There are three main reasons why PCIe devices don’t play well with ARM SoCs. These are a lack of a resizable Base Address Register (BAR), a lack of an I/O MMU (an SMMU on ARM), and a lack of cache coherency. The Pi 5 / Broadcom BCM2712 has a fat BAR but a broken IOMMU, the Rockchip RK3588 has an ARM SMMUv3 block, but the PCIe instance is disabled in the stock device tree. I know, because I tried both of these chips. All of the inexpensive – and thus easy to build prototypes – are broken in some weird way, so I turned to higher-end chips not meant for single board computers that sell for $60 on Amazon.

Other chips were also researched: the Marvell CN96xx modules exist but start at US $800 in volume and burn 45-65 W – double the LX2160A for the same core count. The Zynq UltraScale+ (specifically the $300 XCZU2CG) also has PCIe Gen 2 x 4 and needs eight 4 GiB windows to host a single 32 GiB BAR. The Zynq could theoretically run a 32GB GPU, but with zero headroom for anything bigger. The Ampere Altra, a device specifically designed for this purpose costs a small fortune, and comes in a package far too big for me to feel comfortable with. The NXP LS1046A was also investigated. The LS1046A does not work for this application. While the LS1043 and LS1046 chips have a full System MMU support in the Linux kernel, the only 64-bit BAR window tops-out at 4 GiB, so a V100’s 32 GiB BAR-1 cannot fit.

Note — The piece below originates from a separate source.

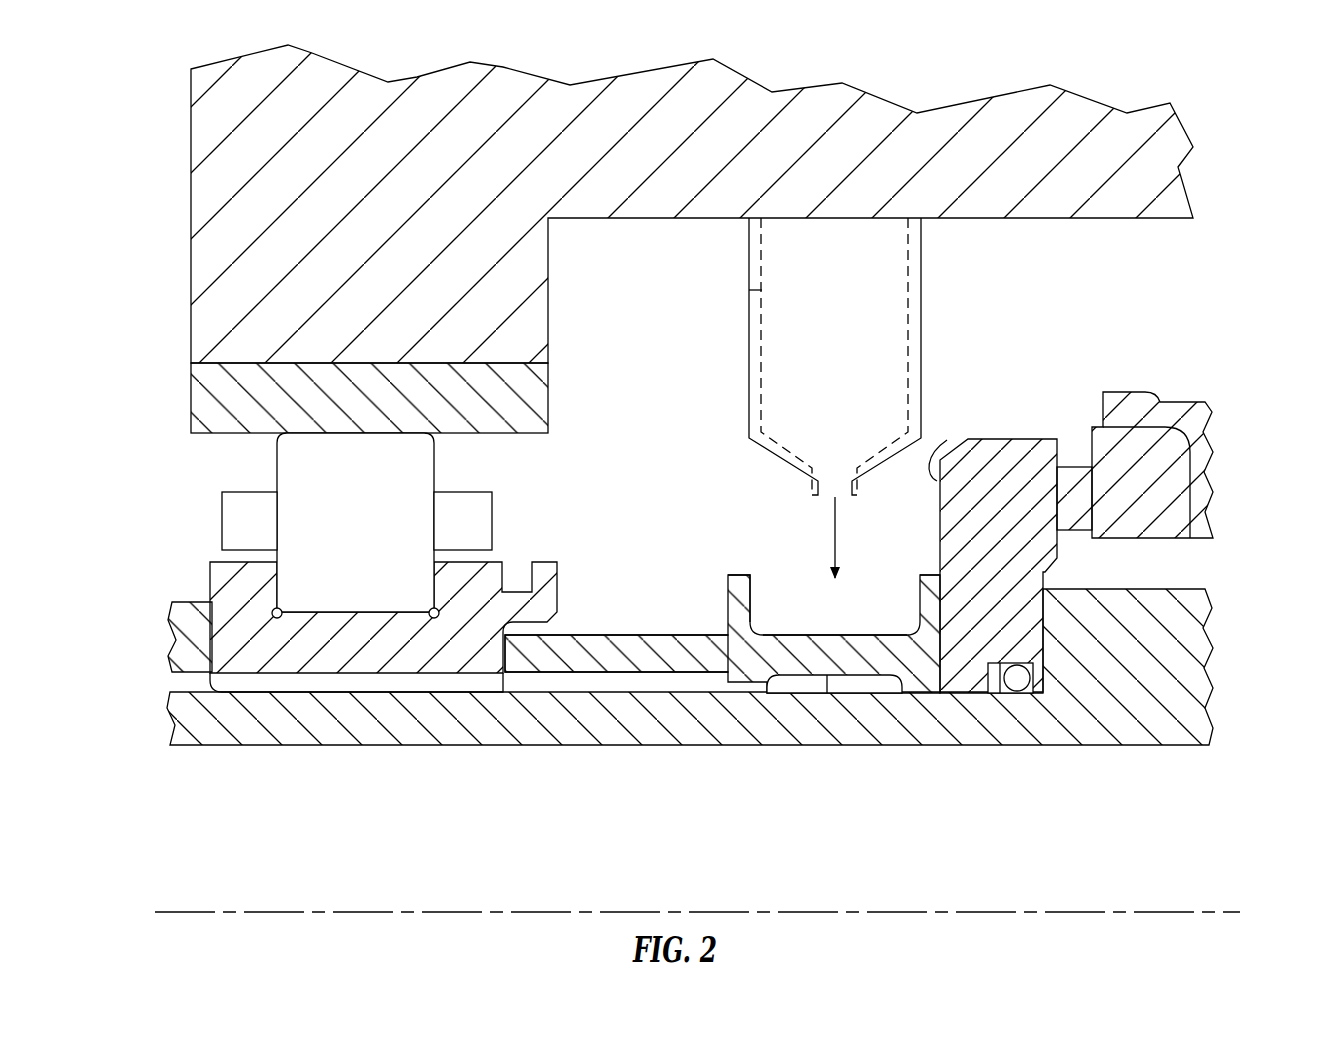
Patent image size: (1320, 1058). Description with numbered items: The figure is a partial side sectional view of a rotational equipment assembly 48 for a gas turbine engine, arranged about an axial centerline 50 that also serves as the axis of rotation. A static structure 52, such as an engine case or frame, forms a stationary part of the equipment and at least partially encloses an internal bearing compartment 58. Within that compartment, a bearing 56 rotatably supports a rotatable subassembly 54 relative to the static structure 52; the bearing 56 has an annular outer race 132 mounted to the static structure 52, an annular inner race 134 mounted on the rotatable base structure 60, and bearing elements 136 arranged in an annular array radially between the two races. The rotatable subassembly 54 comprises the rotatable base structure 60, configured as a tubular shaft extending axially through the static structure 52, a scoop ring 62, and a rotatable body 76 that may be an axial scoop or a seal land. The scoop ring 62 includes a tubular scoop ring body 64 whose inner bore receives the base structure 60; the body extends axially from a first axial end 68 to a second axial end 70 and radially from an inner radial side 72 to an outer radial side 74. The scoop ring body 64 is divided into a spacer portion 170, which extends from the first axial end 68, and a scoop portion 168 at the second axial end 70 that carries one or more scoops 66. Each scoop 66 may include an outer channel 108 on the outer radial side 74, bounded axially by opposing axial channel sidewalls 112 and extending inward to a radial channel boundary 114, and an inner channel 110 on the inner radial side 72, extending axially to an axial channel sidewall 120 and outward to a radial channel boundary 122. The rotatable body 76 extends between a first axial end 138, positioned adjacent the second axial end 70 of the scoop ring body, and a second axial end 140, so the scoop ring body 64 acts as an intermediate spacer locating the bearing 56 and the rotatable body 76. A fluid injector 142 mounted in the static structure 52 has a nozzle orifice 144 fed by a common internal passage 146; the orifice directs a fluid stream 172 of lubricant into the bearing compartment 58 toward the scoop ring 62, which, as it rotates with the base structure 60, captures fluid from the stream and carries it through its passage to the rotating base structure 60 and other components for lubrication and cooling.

While most off-the-shelf ARM chips can’t run datacenter silicon, I found one that can. The NXP Layerscape LX2160A is one of them — a 16-core ARMv8 chip with full 64-bit address space, proper IOMMU, large MMIO windows, and up to x16 lanes of PCIe Gen 4. It’s usually found in 5G Base Stations, telecom equipment that inexplicably has ‘NSA’ in the product name and a VPX module used for defense and aerospace. It’s also one of the only ARM SoCs that can reliably enumerate and initialize a GPU like the A100.

To that end, I found an LX2160A single board computer on eBay. This board, a SolidRun LX2160A-CEX7 with ClearFog ITX breakout board, allowed me to test the hardware stack and provided me with a standard PCIe slot for testing various GPUs. For the OS, I installed Ubuntu 22.04 ARM64 with kernel 6.8‑rc7, adding the boot flags pci=realloc,resizable_bar=1 to ensure the PCIe subsystem was properly configured. The board idled at just 11W without a GPU - impressively efficient for a 16-core system.

The ClearFog has a single x16 PCIe slot (electrically x8 but they chopped the end off the connector so an x16 card will fit, neat). This gives me options for GPU placement. The x16 slot will make it easier to use standard GPUs without adapters.